Zabbix - unreachable poller processes more than 75% busy
tl;dr
여러 글들이 있지만 결국 실제로 unreachable한 호스트가 많아서 발생하는 문제였다. unreachable 호스트들을 날리자.
리치리치언리치
zabbix의 poller 중 unreachable poller는 호스트/아이템 상태가 unreachable로 돌아갔을 때
STEP 1: Cleaning up unreachable items Go to Configuration > Hosts, click on any random 'items' link. Open the filter, and clean all fields to emtpy/all/.... IMPORTANT: This includes the 'Host' field you just filled Change State from all to Not supported. This will cause Status to change to Enabled. Searching produces a report of all items that are unpollable. Unfortunately, it also includes items from disabled hosts. I disabled any item that had no chance of becoming available.

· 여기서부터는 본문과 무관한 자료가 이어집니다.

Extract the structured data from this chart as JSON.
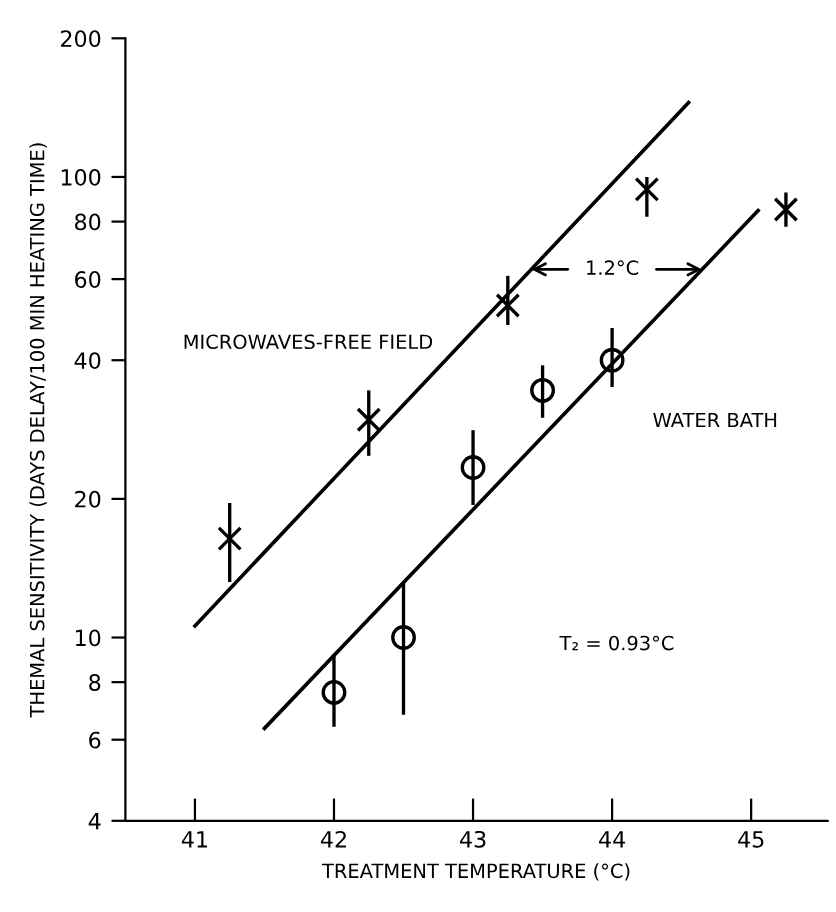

STEP 2: Cleaning up unreachable hosts. Go again to Configuration > Hosts Look at the column 'Availablity' with Red/green leds for ZBX|SNMP|JMX|IPMI Everything red takes up capacity from an unreachable poller. Again I disabled any host that would never come up again
STEP 3: Finding out what the unreachable pollers are doing.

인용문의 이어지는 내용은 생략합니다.